Although the Simla Agreement, a bilateral treaty between India and Pakistan, emphasizes the resolution of bilateral disputes, cannot be trusted in undermining Pakistan’s right to resolve third party disputes, since India could be interpreting it to do so to do so. The IWT, signed in 1960, is prior to the Simla Agreement of 1972 for more than a decade and, according to article 28 of the Vienna Convention, as well as the usual international law, the treaties do not operate retrospectively. Therefore, the commitment to promote the resolution of bilateral disputes under the SIMLA Agreement does not limit Pakistan’s ability to highlight and process the violations of the IWT India, even through international forums such as the General Assembly, the Security Council and other UN agencies.
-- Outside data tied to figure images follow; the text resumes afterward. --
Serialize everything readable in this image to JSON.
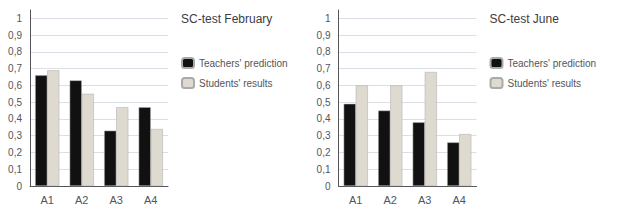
{
  "chart_data": [
    {
      "type": "bar",
      "title": "SC-test February",
      "categories": [
        "A1",
        "A2",
        "A3",
        "A4"
      ],
      "series": [
        {
          "name": "Teachers' prediction",
          "color": "#111111",
          "values": [
            0.66,
            0.63,
            0.33,
            0.47
          ]
        },
        {
          "name": "Students' results",
          "color": "#dedad0",
          "values": [
            0.69,
            0.55,
            0.47,
            0.34
          ]
        }
      ],
      "ylim": [
        0,
        1.05
      ],
      "yticks": [
        0,
        {
          "value": 0.1,
          "label": "0,1"
        },
        {
          "value": 0.2,
          "label": "0,2"
        },
        {
          "value": 0.3,
          "label": "0,3"
        },
        {
          "value": 0.4,
          "label": "0,4"
        },
        {
          "value": 0.5,
          "label": "0,5"
        },
        {
          "value": 0.6,
          "label": "0,6"
        },
        {
          "value": 0.7,
          "label": "0,7"
        },
        {
          "value": 0.8,
          "label": "0,8"
        },
        {
          "value": 0.9,
          "label": "0,9"
        },
        1
      ],
      "grid": true,
      "legend": "right"
    },
    {
      "type": "bar",
      "title": "SC-test June",
      "categories": [
        "A1",
        "A2",
        "A3",
        "A4"
      ],
      "series": [
        {
          "name": "Teachers' prediction",
          "color": "#111111",
          "values": [
            0.49,
            0.45,
            0.38,
            0.26
          ]
        },
        {
          "name": "Students' results",
          "color": "#dedad0",
          "values": [
            0.6,
            0.6,
            0.68,
            0.31
          ]
        }
      ],
      "ylim": [
        0,
        1.05
      ],
      "yticks": [
        0,
        {
          "value": 0.1,
          "label": "0,1"
        },
        {
          "value": 0.2,
          "label": "0,2"
        },
        {
          "value": 0.3,
          "label": "0,3"
        },
        {
          "value": 0.4,
          "label": "0,4"
        },
        {
          "value": 0.5,
          "label": "0,5"
        },
        {
          "value": 0.6,
          "label": "0,6"
        },
        {
          "value": 0.7,
          "label": "0,7"
        },
        {
          "value": 0.8,
          "label": "0,8"
        },
        {
          "value": 0.9,
          "label": "0,9"
        },
        1
      ],
      "grid": true,
      "legend": "right"
    }
  ]
}
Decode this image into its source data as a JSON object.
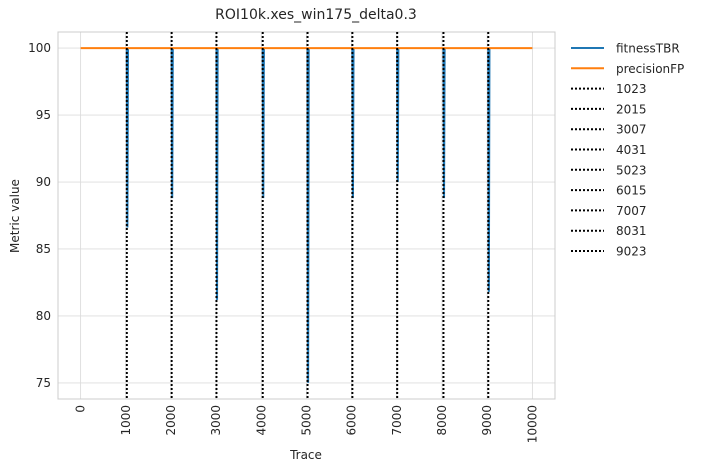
{
  "chart_data": {
    "type": "line",
    "title": "ROI10k.xes_win175_delta0.3",
    "xlabel": "Trace",
    "ylabel": "Metric value",
    "xlim": [
      -500,
      10500
    ],
    "ylim": [
      73.8,
      101.2
    ],
    "x_ticks": [
      0,
      1000,
      2000,
      3000,
      4000,
      5000,
      6000,
      7000,
      8000,
      9000,
      10000
    ],
    "y_ticks": [
      75,
      80,
      85,
      90,
      95,
      100
    ],
    "x_tick_labels": [
      "0",
      "1000",
      "2000",
      "3000",
      "4000",
      "5000",
      "6000",
      "7000",
      "8000",
      "9000",
      "10000"
    ],
    "y_tick_labels": [
      "75",
      "80",
      "85",
      "90",
      "95",
      "100"
    ],
    "grid": true,
    "legend_position": "outside-right",
    "series": [
      {
        "name": "fitnessTBR",
        "color": "#1f77b4",
        "style": "solid",
        "dips": [
          {
            "x": 1023,
            "min": 86.6
          },
          {
            "x": 2015,
            "min": 88.8
          },
          {
            "x": 3007,
            "min": 81.2
          },
          {
            "x": 4031,
            "min": 88.8
          },
          {
            "x": 5023,
            "min": 75.0
          },
          {
            "x": 6015,
            "min": 88.8
          },
          {
            "x": 7007,
            "min": 90.0
          },
          {
            "x": 8031,
            "min": 88.8
          },
          {
            "x": 9023,
            "min": 81.8
          }
        ],
        "baseline": 100
      },
      {
        "name": "precisionFP",
        "color": "#ff7f0e",
        "style": "solid",
        "x": [
          0,
          10000
        ],
        "values": [
          100,
          100
        ]
      }
    ],
    "vlines": [
      {
        "name": "1023",
        "x": 1023,
        "color": "#000000",
        "style": "dotted"
      },
      {
        "name": "2015",
        "x": 2015,
        "color": "#000000",
        "style": "dotted"
      },
      {
        "name": "3007",
        "x": 3007,
        "color": "#000000",
        "style": "dotted"
      },
      {
        "name": "4031",
        "x": 4031,
        "color": "#000000",
        "style": "dotted"
      },
      {
        "name": "5023",
        "x": 5023,
        "color": "#000000",
        "style": "dotted"
      },
      {
        "name": "6015",
        "x": 6015,
        "color": "#000000",
        "style": "dotted"
      },
      {
        "name": "7007",
        "x": 7007,
        "color": "#000000",
        "style": "dotted"
      },
      {
        "name": "8031",
        "x": 8031,
        "color": "#000000",
        "style": "dotted"
      },
      {
        "name": "9023",
        "x": 9023,
        "color": "#000000",
        "style": "dotted"
      }
    ]
  }
}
The International Court of Justice (CIJ) described the cases ‘Gabcíkovo-Nagymaros’ and ‘Pulp Mills’ that states cannot trust the perceived violations of the treaty or other internationally unfair acts as a premise to violate their own obligations of the treaty. To violate another international legal treaty or norm does not entitle a State to suspend its obligations to the State owed under the treaty in question; Instead, it constitutes a violation of said treaty for that state.
The interference of India with the flow of the Chenab River is not only a violation of the treaty, but also a violation of international humanitarian law considering the state of armed conflict between the two nations, since it prevents access to civilians to water. Article 54 (4) of the Protocol of 1977 I Additional to the conventions of Geneva on August 12, 1949, (AP i) specifically prohibits the impediment of water with the purpose of reprisals.
International law explicitly prohibits the destruction or deviation of natural or ecological resources, such as rivers, with the purpose of reprisals or to achieve military objectives. This is recognized through the inclusion of the principle in the Berlin rules on water resources 2004, which encode the usual law of water resources, and is part of a war crime under the Rome Statute of the International Criminal Court and the AP I.
During the recent military conflagration, India carried out attacks in the Nelam-Jhelum hydroelectric project, which caused Pakistan’s right to self-defense under article 51 of the UN Charter. To protect its guaranteed water flow under the IWT, in an armed conflict, Pakistan reserves the right to point to Indian dams and dikes in cross -border rivers as a military objective, if necessary and proportional, if these works are used “in the regular, significant and direct support of military operations and if the only attack is the only way to finish”, as signed in article 56 Task treatment, an attack of the task, an attack of the task, an attacks of the task. and now it is considered mainly usual international law.
This permissibility is reinforced taking into account that the CIJ went even further to protect state sovereignty when interpreting article 2 (4) of the UN Chart State faces an existential political threat.
India is violating the law of the use of force by threatening the political survival of Pakistan through its weapon of dams and bombs, since the Indo system provides 90 percent of Pakistan’s water.
The writer is former legal advisor of the Ministry of Foreign Affairs of Pakistan and the Faculty of Lums Law.